先日、友人たちとの酒の席で、故郷をめぐって言い争いが起こった。皆ソウルで知り会った同年齢の友人で、故郷も違った。話が盛り上がると、普段から故郷を尋ねることが好きな友人が隣の友人に聞いた。「お前は全州(チョンジュ)で生まれたのか」、「全州で生まれたが、2歳の時に父親の仕事のために忠清南道扶余(チュンチョンナムド・プヨ)に引っ越し、そこで6年生まで暮らし、中学生の時にまた全州に来た」、「じゃ、全州は故郷じゃないね。全州より扶余で長く暮らしたじゃないか」、「でも全州で生まれ、中学、高校を全州で通ったから故郷は全州だ」、「大学は?」、「大学はソウルで通い、軍隊を除隊してから今までソウルで暮らしている」、「じゃ、ソウルで暮らした期間がもっと長い。それなのに故郷を全州だと言ったの?」、「幼い頃に暮らした所だから故郷と言ったんだ。そういうお前は?」

すると隣にいた友人が、「俺は忠清北道報恩(チュンチョンプクト・ポウン)で暮らしたが、故郷にダムができて水没地区になったので、7歳の時に大田(テジョン)に引っ越した。大田で学校を卒業し、今はソウルで暮らしている」、「お前はなぜ毎日故郷が大田だと言うのか。報恩なのに」、「大田で長く暮らしたから大田が故郷だ」、「長く暮らしたことで言うと、ソウルでもっと長く暮らしたんじゃないのか」、「長く暮らしたのはソウルだけど、故郷は大田だ!」

実際、私も忠清北道忠州(チュンジュ)で生まれ、学校を卒業したが、両親が亡くなった後は故郷にあまり行かない。それでも故郷は忠州だと考えているが、ソウル生活が長くなってみると、最近は故郷に対する興味があまりないのが事実だ。以前は、故郷に行けば高速道路の忠州料金所を出てから、なぜか胸がジーンとし、りんごの木の街路樹の道を過ぎると、母親の懐に抱かれたように安らかな気持ちになった。最近は、故郷も変わり、学生時代によく行ったトッポッキ店や中華料理店もなくなり、郷愁を感じる場所があまりない。そのため故郷に行く時より故郷からソウルに来る時、何か媒煙の臭いがし、適度に曇っているソウルの空を見て、安心する。やはり、寄り添って暮らせば家族で、情が移れば故郷なのか。
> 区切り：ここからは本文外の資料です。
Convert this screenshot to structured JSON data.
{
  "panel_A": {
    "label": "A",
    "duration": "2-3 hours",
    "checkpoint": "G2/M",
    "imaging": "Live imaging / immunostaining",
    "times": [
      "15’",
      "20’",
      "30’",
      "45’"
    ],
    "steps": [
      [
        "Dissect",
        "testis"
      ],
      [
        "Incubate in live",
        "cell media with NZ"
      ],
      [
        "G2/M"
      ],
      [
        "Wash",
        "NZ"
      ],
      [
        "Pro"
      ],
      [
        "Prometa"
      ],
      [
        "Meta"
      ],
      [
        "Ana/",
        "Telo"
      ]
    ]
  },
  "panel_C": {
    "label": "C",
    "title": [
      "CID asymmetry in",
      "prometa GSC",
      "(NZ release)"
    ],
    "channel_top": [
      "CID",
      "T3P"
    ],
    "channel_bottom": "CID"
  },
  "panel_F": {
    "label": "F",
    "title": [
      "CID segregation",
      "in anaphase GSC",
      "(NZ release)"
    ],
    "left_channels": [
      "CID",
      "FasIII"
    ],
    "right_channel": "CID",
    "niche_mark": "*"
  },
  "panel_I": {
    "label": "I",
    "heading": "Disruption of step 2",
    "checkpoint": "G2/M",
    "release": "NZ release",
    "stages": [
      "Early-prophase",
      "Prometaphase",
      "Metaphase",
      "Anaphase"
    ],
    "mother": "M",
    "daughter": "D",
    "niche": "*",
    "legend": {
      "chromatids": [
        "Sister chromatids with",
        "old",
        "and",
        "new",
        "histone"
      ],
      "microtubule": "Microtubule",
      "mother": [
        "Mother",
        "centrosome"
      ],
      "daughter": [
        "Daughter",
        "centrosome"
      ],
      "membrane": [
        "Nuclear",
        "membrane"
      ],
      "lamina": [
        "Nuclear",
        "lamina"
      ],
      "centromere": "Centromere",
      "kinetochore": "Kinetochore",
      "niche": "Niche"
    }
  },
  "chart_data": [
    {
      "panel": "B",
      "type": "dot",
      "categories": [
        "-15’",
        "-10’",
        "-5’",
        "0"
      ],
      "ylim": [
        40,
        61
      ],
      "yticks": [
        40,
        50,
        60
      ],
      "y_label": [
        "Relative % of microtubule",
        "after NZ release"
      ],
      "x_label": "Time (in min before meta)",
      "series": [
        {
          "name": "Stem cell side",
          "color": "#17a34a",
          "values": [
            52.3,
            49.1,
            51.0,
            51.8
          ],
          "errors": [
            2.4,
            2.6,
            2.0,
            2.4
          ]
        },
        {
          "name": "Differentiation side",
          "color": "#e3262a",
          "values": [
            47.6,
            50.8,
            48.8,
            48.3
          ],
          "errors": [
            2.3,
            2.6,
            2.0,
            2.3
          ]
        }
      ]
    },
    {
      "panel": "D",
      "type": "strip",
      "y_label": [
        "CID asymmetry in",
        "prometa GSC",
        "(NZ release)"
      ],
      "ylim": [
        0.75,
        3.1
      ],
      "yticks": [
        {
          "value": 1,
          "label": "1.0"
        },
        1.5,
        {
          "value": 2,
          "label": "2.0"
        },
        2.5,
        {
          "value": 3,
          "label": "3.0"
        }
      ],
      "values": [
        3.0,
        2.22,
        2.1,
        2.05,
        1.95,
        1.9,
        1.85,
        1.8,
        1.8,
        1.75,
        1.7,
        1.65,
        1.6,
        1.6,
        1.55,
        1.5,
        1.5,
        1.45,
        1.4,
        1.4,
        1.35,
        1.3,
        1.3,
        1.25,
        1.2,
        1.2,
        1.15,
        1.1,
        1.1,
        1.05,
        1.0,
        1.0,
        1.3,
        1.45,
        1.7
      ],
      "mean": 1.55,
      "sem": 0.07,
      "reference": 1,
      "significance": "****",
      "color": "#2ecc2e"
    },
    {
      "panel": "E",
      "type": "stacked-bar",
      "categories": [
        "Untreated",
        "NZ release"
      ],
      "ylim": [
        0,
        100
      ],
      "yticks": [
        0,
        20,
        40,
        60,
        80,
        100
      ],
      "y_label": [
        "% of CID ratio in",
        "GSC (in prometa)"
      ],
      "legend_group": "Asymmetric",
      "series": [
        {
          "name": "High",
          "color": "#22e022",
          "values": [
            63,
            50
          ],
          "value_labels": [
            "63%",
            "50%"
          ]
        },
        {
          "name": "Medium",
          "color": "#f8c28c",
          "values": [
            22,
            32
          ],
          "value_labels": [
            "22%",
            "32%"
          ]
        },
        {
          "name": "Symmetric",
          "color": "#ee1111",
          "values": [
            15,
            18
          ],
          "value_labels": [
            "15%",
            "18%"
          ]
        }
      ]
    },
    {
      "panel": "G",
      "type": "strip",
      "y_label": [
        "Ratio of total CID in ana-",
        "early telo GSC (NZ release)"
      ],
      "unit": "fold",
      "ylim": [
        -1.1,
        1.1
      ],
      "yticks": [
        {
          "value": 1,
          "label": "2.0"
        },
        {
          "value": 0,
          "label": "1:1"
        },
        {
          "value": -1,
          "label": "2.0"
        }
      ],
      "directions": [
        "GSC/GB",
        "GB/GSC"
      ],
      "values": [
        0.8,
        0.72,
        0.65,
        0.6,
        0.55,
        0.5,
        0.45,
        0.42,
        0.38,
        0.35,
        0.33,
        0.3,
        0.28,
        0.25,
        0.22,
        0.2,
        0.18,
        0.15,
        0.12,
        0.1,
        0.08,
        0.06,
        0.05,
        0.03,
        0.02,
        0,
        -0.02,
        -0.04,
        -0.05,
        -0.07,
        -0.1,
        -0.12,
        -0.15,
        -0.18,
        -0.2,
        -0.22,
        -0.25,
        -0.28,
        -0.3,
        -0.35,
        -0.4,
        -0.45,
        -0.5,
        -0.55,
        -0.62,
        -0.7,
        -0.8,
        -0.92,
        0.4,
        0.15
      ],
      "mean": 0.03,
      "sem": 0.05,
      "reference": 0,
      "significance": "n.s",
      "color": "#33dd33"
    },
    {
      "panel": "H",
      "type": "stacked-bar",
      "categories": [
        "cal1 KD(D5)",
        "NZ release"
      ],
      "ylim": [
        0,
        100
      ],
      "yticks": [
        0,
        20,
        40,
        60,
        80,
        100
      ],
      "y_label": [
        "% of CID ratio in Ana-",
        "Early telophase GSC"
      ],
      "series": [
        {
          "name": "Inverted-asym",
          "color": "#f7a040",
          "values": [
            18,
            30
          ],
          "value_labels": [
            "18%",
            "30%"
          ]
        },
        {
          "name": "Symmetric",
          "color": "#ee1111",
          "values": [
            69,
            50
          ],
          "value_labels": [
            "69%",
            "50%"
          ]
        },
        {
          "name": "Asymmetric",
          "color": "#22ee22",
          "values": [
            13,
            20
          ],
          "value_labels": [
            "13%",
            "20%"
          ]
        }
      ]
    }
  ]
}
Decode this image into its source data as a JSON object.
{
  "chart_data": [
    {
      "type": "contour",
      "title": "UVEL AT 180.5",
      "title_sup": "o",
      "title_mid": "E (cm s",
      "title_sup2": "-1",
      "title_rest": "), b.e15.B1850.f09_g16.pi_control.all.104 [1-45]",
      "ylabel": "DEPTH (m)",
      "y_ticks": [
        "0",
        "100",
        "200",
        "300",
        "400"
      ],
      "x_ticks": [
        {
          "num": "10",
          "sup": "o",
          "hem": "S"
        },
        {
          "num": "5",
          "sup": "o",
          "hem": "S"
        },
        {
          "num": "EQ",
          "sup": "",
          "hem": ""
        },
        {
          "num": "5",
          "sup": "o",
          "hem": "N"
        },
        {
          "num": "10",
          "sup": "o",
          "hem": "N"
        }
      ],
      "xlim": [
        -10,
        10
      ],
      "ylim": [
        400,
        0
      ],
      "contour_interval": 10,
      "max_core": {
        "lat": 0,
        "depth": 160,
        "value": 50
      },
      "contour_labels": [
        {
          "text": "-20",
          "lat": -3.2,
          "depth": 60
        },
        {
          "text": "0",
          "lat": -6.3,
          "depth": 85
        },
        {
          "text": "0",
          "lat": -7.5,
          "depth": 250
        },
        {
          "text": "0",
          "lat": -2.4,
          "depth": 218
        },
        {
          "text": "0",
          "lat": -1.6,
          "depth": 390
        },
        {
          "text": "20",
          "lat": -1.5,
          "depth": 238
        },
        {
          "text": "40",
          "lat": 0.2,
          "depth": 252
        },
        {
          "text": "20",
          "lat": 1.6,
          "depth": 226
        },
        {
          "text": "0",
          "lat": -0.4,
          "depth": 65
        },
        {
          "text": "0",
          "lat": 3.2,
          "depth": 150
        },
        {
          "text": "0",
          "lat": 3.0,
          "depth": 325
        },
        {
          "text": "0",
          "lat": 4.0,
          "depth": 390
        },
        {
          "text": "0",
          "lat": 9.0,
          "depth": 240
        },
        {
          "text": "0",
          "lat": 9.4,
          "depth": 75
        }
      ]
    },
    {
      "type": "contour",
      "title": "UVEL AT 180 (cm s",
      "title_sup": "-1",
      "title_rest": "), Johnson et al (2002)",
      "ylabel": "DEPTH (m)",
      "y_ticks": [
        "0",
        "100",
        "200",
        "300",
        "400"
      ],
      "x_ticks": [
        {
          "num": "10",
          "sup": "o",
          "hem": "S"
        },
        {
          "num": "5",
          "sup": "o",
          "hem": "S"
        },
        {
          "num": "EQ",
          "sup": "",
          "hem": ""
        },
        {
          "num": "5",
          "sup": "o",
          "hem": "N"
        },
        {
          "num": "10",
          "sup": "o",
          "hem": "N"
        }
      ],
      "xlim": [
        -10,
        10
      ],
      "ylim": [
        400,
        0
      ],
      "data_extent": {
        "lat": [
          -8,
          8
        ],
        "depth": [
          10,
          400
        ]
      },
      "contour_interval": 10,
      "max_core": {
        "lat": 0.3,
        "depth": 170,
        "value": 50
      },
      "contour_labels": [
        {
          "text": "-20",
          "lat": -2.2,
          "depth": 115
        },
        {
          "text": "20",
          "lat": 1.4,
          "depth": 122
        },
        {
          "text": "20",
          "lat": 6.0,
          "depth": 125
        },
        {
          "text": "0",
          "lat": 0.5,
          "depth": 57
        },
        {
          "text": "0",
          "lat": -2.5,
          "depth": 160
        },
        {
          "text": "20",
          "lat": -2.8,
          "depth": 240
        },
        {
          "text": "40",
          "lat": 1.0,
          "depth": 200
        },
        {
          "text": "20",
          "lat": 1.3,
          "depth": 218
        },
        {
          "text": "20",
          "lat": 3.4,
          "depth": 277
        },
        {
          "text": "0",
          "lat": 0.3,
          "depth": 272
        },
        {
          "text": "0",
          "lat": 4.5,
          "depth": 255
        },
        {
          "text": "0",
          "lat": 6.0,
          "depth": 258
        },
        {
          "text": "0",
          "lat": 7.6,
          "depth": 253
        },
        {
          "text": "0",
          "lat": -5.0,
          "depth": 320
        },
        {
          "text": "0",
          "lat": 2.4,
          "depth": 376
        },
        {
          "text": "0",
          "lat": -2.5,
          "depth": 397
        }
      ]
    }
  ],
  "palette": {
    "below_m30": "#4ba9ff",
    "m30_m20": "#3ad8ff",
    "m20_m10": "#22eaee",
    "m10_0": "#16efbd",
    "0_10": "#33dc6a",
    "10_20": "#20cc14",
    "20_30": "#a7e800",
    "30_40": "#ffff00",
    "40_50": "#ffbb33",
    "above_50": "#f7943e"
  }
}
解釈が錯綜するだろうが、心の奥深くで大切にした、懐かしく馴染みのある場所が故郷なのだと思う。生まれた場所ではなく、懐かしく馴染みのある場所を尋ねるなら、地域感情よりも思い出が先に浮かぶのだから。今日は、ソウルに初めて来た時に自炊した新月洞(シンウォルトン)の坂道が思い出される。知り合いが1人もいなかったが、3年間暮らしていると、行きつけの飲食店もでき、馴染みの書店もでき、世話になり、慰めになった所、新月洞のガソリンスタンド前の街並み。